Everett’s historic Collins Building is gone but, as the saying goes, not forgotten.
It will live on in a host of historic buildings in the Northwest, including quite a few on Ebey’s Landing in Coupeville.
The Collins Building, built around 1925, was on the National Register of Historic Places. The Port of Everett had it dismantled because repairing the building, mostly used through the years to make caskets, was deemed too expensive.
The port saved many of the beams, windows and other useful parts and asked for requests from other historic buildings that could use the materials.
Eight requests have been approved so far, mostly for buildings built around the turn of the 20th century that need to replace rotten timbers.
The requests include:
•The Crawford Barn in Columbia Hills State Park, which is on the state Register of Historic Places as an old homestead. The state Parks Department wants to replace several 12×12 sill beams in a 1878 barn.
The A.J. Johnson Barn in Mount Vernon, built in 1906. The building, on the Heritage Barn Register, needs floor joists, rim joists, blocking, beams and posts, as well as 12 windows.
The Van Dam Place in Coupeville, built in 1904, needs some beams to add structure to the house and allow it to be lifted for the addition of footings and pilings. It’s part of Ebey’s Landing National Historic Reserve.
The Jenne Farm in Coupeville, built in 1908, also at Ebey’s Landing, needs to replace a rotten sill on a summer kitchen and woodshed.
Sheepherder’s House in Coupeville, also at Ebey’s Landing, needs timbers to replace the roof and for structural support in the floor, chimney and walls. It was built around 1900.
Crockett Blockhouse, built in 1855 on Ebey’s Landing, needs timbers and beams to replace deteriorated logs.
The Sam Keith Farm, built in 1895 in Coupeville, needs materials for both a shed and barn that has some seriously deteriorated walls and sills that need to be replaced.
Quitslund’s Barn on Bainbridge Island, built in 1905, also has a lot of rotten timbers that need to be replaced. It’s on the Heritage Barn Register.
Members of Historic Everett and other groups worked hard to save the Collins Building, arguing that it could successfully be rehabilitated to function as a farmer’s market or other public structure.
I’m sure that having it piecemealed into other structures is not a sufficient replacement to keeping the building itself, but I’m glad to see that’s happening.
The thick, heavy beams are a rarity these days, and it’s nice to see that they will give other historic structures renewed life.
The port was required to provide the materials to other historic buildings as needed. What isn’t needed by those buildings will be sold for commercial use.
It addition to providing materials, the port also agreed to complete a narrative about the Collins Building and to provide it to libraries and school districts.
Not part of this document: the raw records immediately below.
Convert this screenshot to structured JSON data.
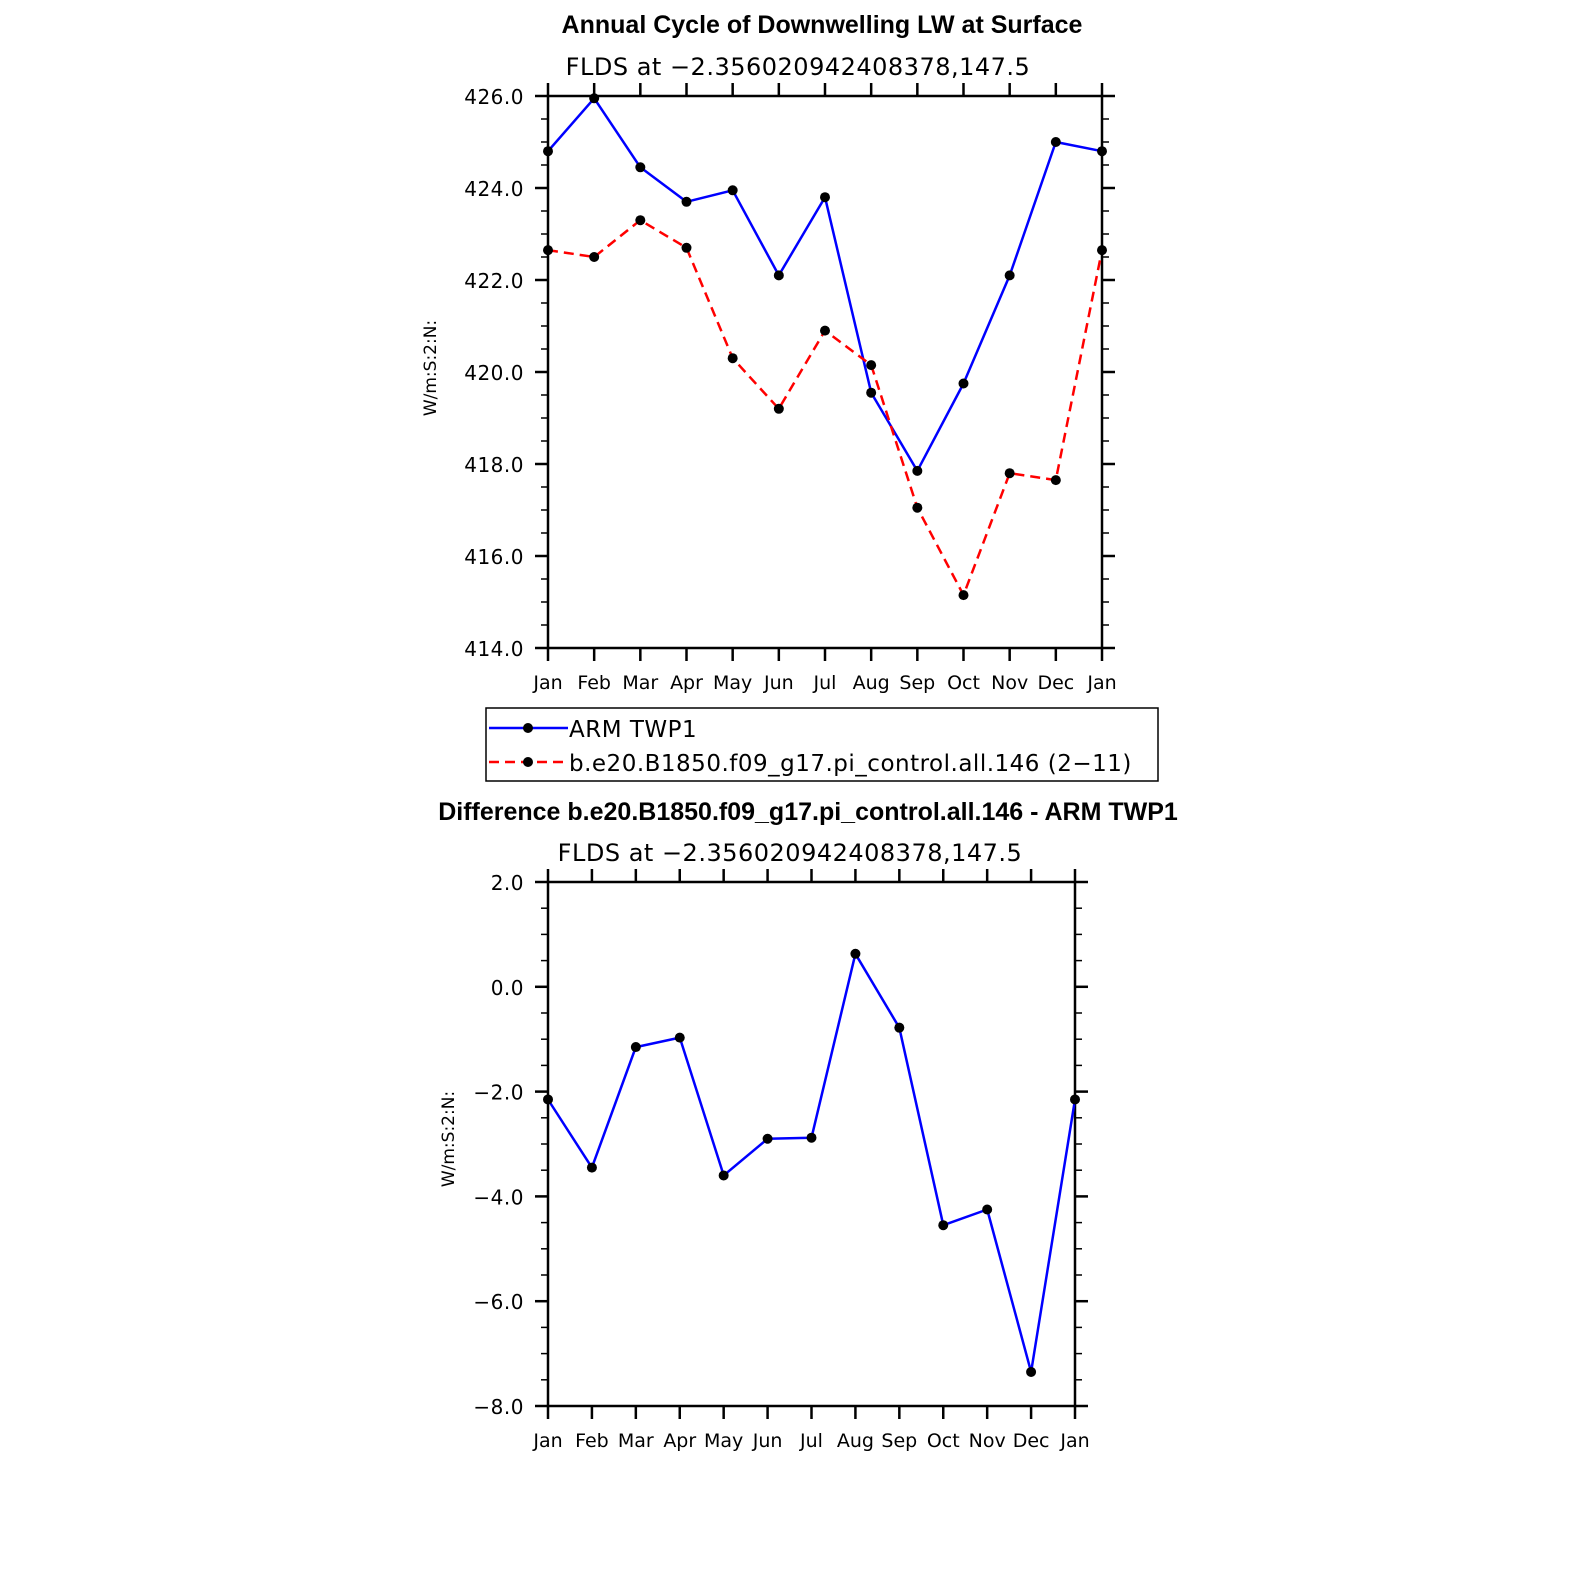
{
  "colors": {
    "series_1": "#0000ff",
    "series_2": "#ff0000",
    "marker": "#000000",
    "axes": "#000000"
  },
  "legend": {
    "placement": "below-top-chart",
    "items": [
      {
        "label": "ARM  TWP1",
        "style": "solid"
      },
      {
        "label": "b.e20.B1850.f09_g17.pi_control.all.146  (2−11)",
        "style": "dashed"
      }
    ]
  },
  "chart_data": [
    {
      "type": "line",
      "title": "Annual Cycle of Downwelling LW at Surface",
      "subtitle": "FLDS  at  −2.356020942408378,147.5",
      "xlabel": "",
      "ylabel": "W/m:S:2:N:",
      "categories": [
        "Jan",
        "Feb",
        "Mar",
        "Apr",
        "May",
        "Jun",
        "Jul",
        "Aug",
        "Sep",
        "Oct",
        "Nov",
        "Dec",
        "Jan"
      ],
      "ylim": [
        414,
        426
      ],
      "yticks": [
        414,
        416,
        418,
        420,
        422,
        424,
        426
      ],
      "ytick_labels": [
        "414.0",
        "416.0",
        "418.0",
        "420.0",
        "422.0",
        "424.0",
        "426.0"
      ],
      "grid": false,
      "series": [
        {
          "name": "ARM  TWP1",
          "style": "solid",
          "values": [
            424.8,
            425.95,
            424.45,
            423.7,
            423.95,
            422.1,
            423.8,
            419.55,
            417.85,
            419.75,
            422.1,
            425.0,
            424.8
          ]
        },
        {
          "name": "b.e20.B1850.f09_g17.pi_control.all.146  (2−11)",
          "style": "dashed",
          "values": [
            422.65,
            422.5,
            423.3,
            422.7,
            420.3,
            419.2,
            420.9,
            420.15,
            417.05,
            415.15,
            417.8,
            417.65,
            422.65
          ]
        }
      ]
    },
    {
      "type": "line",
      "title": "Difference b.e20.B1850.f09_g17.pi_control.all.146 - ARM TWP1",
      "subtitle": "FLDS  at  −2.356020942408378,147.5",
      "xlabel": "",
      "ylabel": "W/m:S:2:N:",
      "categories": [
        "Jan",
        "Feb",
        "Mar",
        "Apr",
        "May",
        "Jun",
        "Jul",
        "Aug",
        "Sep",
        "Oct",
        "Nov",
        "Dec",
        "Jan"
      ],
      "ylim": [
        -8,
        2
      ],
      "yticks": [
        -8,
        -6,
        -4,
        -2,
        0,
        2
      ],
      "ytick_labels": [
        "−8.0",
        "−6.0",
        "−4.0",
        "−2.0",
        "0.0",
        "2.0"
      ],
      "grid": false,
      "series": [
        {
          "style": "solid",
          "values": [
            -2.15,
            -3.45,
            -1.15,
            -0.97,
            -3.6,
            -2.9,
            -2.88,
            0.63,
            -0.78,
            -4.55,
            -4.25,
            -7.35,
            -2.15
          ]
        }
      ]
    }
  ]
}
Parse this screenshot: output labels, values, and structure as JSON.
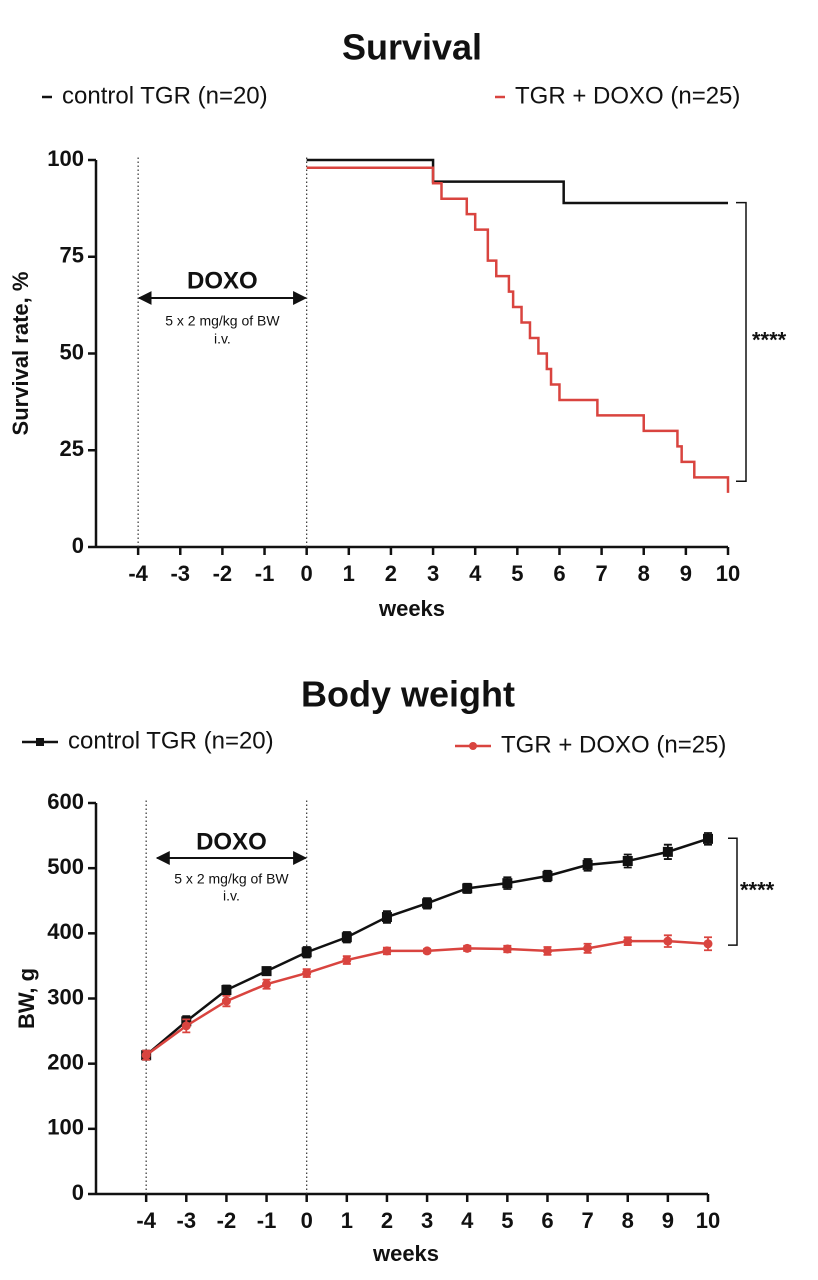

The narrative is ready, the port’s Lisa Lefebre said, and will be on the port’s website.
She said the port also has photographed the Collins Building extensively so that it can be recreated in interpretive displays, has installed a small plaque and will complete an essay on the building for the website HistoryLink.
It also plans to provide some interpretive displays on port history as it redevelopments the north marina property.